The CDC says they have developed a test that will check for seasonal flu viruses, and the virus that causes COVID-19. 

DULUTH, Minn.- While the COVID-19 pandemic has been the most prominent public health concern since march, each winter brings a new flu season. Which is why officials are urging people to get vaccinated.

“Now is the time to get it,” stressed Diane Seiloff, Adult Services Coordinator for St. Louis County Public Health.

Generally, flu symptoms include a fever, cough, sore throat, runny or stuffy nose, body aches, headache, chills and/or fatigue. “The symptoms are very similar between COVID and influenza,” Seiloff said.

While it is hard to tell those symptoms on your own, the Centers for Disease Control and Prevention (CDC) says they have developed a test that will check for A and B type seasonal flu viruses, and the virus that causes COVID-19.

The Food and Drug Administration has issued an Emergency Use Authorization for the test and initial kits were sent out last month, only for use at CDC-supported public health labs at state and local levels.

It will not replace the current COVID-19 test in use, just meant to streamline surveillance for flu and coronavirus.
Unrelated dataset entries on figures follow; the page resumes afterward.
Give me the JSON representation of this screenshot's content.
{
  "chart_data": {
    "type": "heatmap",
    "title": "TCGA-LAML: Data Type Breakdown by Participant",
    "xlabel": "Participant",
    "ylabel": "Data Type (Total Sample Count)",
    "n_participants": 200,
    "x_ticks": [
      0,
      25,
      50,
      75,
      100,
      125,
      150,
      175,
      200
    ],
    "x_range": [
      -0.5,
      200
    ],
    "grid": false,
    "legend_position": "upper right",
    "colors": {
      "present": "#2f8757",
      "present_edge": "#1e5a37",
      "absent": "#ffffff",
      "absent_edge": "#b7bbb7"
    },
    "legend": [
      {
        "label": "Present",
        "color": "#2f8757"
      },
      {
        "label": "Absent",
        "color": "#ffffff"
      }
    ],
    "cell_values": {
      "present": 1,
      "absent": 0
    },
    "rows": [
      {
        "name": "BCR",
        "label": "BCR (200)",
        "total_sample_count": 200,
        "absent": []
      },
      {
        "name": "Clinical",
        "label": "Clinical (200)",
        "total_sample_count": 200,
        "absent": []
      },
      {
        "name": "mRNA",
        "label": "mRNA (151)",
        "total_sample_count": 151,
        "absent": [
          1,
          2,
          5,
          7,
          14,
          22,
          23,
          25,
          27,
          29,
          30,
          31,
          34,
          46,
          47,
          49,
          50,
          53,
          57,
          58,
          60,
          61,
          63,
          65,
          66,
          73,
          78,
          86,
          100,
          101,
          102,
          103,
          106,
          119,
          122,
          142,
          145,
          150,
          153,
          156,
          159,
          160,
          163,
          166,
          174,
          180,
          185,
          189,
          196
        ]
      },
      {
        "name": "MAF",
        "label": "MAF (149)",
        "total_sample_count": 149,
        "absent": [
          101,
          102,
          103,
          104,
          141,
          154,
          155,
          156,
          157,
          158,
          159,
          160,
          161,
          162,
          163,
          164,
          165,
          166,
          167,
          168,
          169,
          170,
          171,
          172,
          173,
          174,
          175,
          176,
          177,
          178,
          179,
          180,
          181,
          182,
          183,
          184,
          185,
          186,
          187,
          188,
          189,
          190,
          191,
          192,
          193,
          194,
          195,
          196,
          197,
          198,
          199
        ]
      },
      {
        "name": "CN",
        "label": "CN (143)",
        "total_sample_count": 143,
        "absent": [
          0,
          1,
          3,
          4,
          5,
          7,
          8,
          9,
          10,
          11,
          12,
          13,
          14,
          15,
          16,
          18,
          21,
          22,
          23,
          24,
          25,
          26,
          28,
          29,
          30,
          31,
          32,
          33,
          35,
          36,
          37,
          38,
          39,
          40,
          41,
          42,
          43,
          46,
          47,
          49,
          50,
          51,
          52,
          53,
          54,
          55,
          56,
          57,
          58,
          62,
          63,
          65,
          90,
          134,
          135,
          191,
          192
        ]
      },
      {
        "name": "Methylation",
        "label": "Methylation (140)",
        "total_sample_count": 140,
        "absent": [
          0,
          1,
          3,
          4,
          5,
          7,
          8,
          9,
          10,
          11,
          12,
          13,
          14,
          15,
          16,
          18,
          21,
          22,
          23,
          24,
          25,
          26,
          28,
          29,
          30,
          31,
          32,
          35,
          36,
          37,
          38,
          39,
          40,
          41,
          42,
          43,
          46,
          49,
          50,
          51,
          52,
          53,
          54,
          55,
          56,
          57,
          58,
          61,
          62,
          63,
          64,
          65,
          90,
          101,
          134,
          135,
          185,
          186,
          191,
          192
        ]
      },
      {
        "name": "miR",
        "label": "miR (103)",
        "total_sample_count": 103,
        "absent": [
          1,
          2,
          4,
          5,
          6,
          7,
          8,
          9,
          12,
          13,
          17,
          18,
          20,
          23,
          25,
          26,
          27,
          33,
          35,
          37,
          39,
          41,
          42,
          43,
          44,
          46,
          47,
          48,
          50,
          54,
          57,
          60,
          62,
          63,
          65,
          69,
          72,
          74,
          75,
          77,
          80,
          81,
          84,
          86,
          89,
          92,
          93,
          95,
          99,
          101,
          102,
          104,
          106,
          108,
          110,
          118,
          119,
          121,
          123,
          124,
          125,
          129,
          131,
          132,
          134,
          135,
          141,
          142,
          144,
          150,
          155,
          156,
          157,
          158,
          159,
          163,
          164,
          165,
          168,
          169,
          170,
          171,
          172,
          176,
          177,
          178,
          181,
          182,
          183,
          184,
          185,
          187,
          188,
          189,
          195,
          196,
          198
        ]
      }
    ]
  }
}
Meanwhile, a flu shot will either eliminate or lessen flu symptoms. This in turn should keep people with flu symptoms out of hospitals which may already be dealing with an influx of COVID-19 patients this winter.

“With COVID we don’t want to overwhelm the healthcare system with influenza patients,” said Seiloff.

“We want people to get immunized so that they’re not going to the hospital with serious symptoms. Studies have shown that people that have gotten the flu shot may still get the flu however their symptoms are generally less severe,” she said.

Most pharmacies and clinics have the flu shot ready to go right now, Seiloff said, and those that may not will get them by November at the latest.

She said public health does not anticipate any type of shortage of the shot this flu season.